A leader is an imperfect human being just like you and I. They will do what they think is best until they’re told otherwise. So if you can’t tell your leader that something isn’t working, they won’t change. 

In a psychologically safe team, we’re transparent and open with each other, even our leaders. As I mentioned before, culture is a mirror of leadership. When leaders or people with influence act with transparency, everyone else will follow their example. 

You can further hone behaviors by creating company values that prioritize transparency. Then act on them. That creates culture.

Even in a healthy work environment, individual contributors may find it difficult to manage their fear of negative consequences. Do you have any advice for someone who may be feeling this way? 

It’s important to consider whether this fear is a result of the environment you’re in currently, a previous experience, or your brain’s wiring. I would ask anybody who's struggling with something like this, “Can you talk to your boss or team members about the same things you talk about with your therapist or family members?” If the answer is no, then you aren't in a psychologically safe place.

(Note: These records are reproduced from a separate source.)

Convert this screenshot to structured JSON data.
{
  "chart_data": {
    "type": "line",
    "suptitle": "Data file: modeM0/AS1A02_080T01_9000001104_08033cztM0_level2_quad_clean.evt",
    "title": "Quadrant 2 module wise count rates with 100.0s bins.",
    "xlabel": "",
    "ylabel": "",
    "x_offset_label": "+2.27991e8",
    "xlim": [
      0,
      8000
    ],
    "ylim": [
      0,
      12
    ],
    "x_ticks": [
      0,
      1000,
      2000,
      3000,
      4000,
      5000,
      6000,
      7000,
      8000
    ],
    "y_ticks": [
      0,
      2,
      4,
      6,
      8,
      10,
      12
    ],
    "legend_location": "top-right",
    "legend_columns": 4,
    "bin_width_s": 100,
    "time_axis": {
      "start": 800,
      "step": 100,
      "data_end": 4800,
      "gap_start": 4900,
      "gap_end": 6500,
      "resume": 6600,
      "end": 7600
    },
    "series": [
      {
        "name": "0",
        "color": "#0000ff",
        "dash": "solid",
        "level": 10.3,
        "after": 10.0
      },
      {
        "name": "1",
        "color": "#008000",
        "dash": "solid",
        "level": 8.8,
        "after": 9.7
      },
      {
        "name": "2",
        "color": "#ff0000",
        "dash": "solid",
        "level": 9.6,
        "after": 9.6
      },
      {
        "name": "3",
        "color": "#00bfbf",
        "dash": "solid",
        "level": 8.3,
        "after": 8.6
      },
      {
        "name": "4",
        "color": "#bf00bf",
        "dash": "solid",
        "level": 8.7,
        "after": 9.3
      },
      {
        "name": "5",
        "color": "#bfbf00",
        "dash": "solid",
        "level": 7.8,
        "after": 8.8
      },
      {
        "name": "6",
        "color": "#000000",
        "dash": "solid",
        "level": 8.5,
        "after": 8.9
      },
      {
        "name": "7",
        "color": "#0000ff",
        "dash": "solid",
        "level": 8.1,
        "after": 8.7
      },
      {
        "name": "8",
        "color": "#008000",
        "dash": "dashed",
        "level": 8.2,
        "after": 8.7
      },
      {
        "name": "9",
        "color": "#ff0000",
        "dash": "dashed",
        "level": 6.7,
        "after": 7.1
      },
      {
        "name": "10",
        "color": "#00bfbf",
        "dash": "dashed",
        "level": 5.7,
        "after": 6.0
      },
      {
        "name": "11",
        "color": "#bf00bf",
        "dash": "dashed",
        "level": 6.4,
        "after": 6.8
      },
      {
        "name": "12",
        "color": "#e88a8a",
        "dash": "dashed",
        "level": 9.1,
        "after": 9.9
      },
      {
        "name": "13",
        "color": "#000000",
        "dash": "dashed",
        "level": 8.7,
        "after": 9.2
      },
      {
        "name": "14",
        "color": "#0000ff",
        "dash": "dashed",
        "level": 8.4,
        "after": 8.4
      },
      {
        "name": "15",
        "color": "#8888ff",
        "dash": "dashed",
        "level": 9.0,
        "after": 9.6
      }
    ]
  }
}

Real psychological safety results in vulnerability. Feeling psychologically safe means that you can approach your leader and teammates with your struggles. They can’t help you unless you tell them that you need help. A truly safe team helps each other. 

If you’re in a healthy work environment but still struggling, going to your therapist is one thing you can do, too. I have a list of therapists that I see because I have a lot of baggage. We all have baggage, but keeping it to ourselves is often the source of the problem.

What's something that happens on a daily or weekly basis that makes you proud and excited to be doing this work?

When I hear about a member of my team doing something in their world without any help from me, that really stokes my fire. Client-wise, I’m most excited when I get an email from a client or a participant that says, thank you, your leadership experiences have changed the way I think and the way I treat people. Because if just one person changes the way they behave, they can change thousands of other people in the process.